A total of 1312 patients met the selection criteria. Of 248 cetuximab plus FOLFIRI or FOLFOX patients, 164 had LPTL and 84 had RPTL; of 1064 bevacizumab plus FOLFIRI or FOLFOX patients, 679 had LPTL and 385 had RPTL. Cetuximab LPTL and RPTL patients were more likely to receive FOLFIRI vs bevacizumab patients (LPTL: 64.0% vs 24.3%; RPTL: 76.2% vs 24.9%, P < 0.001). Stage at initial diagnosis was different between cetuximab RPTL vs bevacizumab RPTL patients (P < 0.001); cetuximab RPTL patients were more likely to have stage III disease (44.0% vs 22.6%), while bevacizumab RPTL patients were more likely to have stage IV disease (65.7% vs 48.8%). Cetuximab RPTL patients were more likely to have a documented history of adjuvant chemotherapy vs bevacizumab RPTL patients (47.6% vs 22.3%, P < 0.001). In the propensity score-matched sample, median overall survival (OS) was 29.7 mo (95%CI: 26.9-35.2) for LPTL patients vs 18.3 mo (95%CI: 15.8-21.3) for RPTL patients (P < 0.001). Median OS was 29.7 mo (95%CI: 27.4-NA) for cetuximab LPTL patients vs 29.1 mo (95%CI: 26.6-35.6) for bevacizumab LPTL patients (HR = 0.87; 95%CI: 0.63-1.19; P = 0.378) and 17.0 mo (95%CI: 12.0-32.6) for cetuximab RPTL patients vs 18.8 mo (95%CI: 15.8-22.3) for bevacizumab RPTL patients (HR = 1.00; 95%CI: 0.68-1.46; P = 0.996). The interaction of treatment and primary tumor location was not significant in the Cox regression.

CONCLUSION

In this real-world mCRC cohort, the prognostic role of primary tumor location was substantiated, but not the predictive role for treatment with cetuximab vs bevacizumab in combination with 5-fluorouracil-based chemotherapy.

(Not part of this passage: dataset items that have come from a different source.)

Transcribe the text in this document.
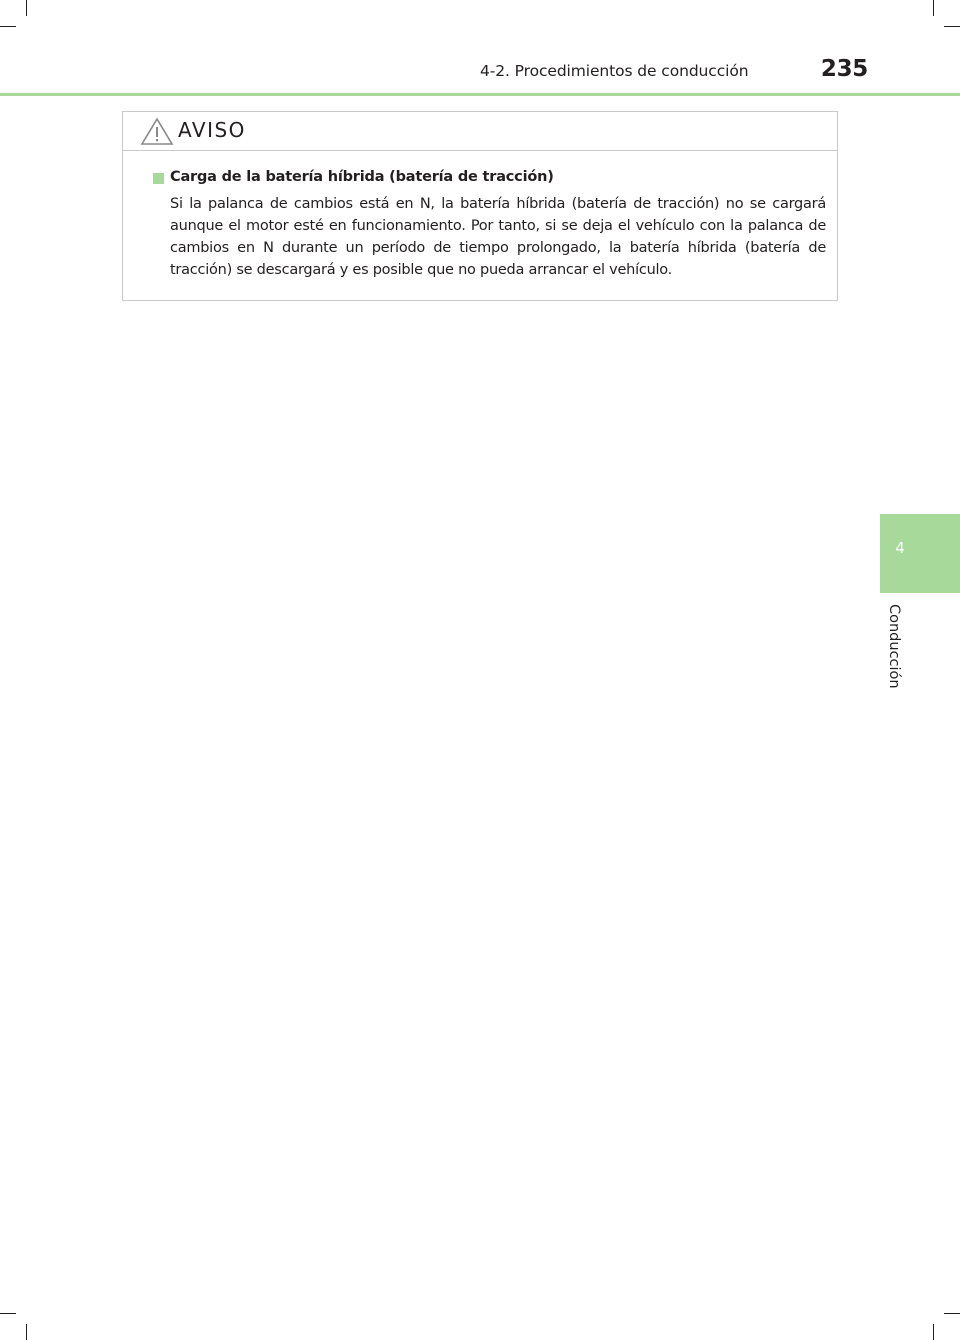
4-2. Procedimientos de conducción	235
4
Conducción
AVISO
Carga de la batería híbrida (batería de tracción)

Si la palanca de cambios está en N, la batería híbrida (batería de tracción) no se cargará aunque el motor esté en funcionamiento. Por tanto, si se deja el vehículo con la palanca de cambios en N durante un período de tiempo prolongado, la batería híbrida (batería de tracción) se descargará y es posible que no pueda arrancar el vehículo.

Keywords: Bevacizumab; Cetuximab; Cohort study; Colorectal neoplasms; Electronic health records; Prognosis; Retrospective studies; Survival

Core tip: Primary tumor location is a prognostic factor for metastatic colorectal cancer. Post hoc analyses of randomized clinical trials, including FIRE-3 and CALGB/SWOG 80405, suggest that primary tumor location is also predictive of survival benefit with cetuximab and bevacizumab in metastatic colorectal cancer patients. This analysis of a large cohort of real-world patients with KRAS wild-type metastatic colorectal cancer who received first-line treatment with cetuximab or bevacizumab with 5-fluorouracil-based chemotherapy found a prognostic effect of primary tumor location but not a predictive effect, possibly due to differences between patients in real-world clinical practice vs clinical trial settings.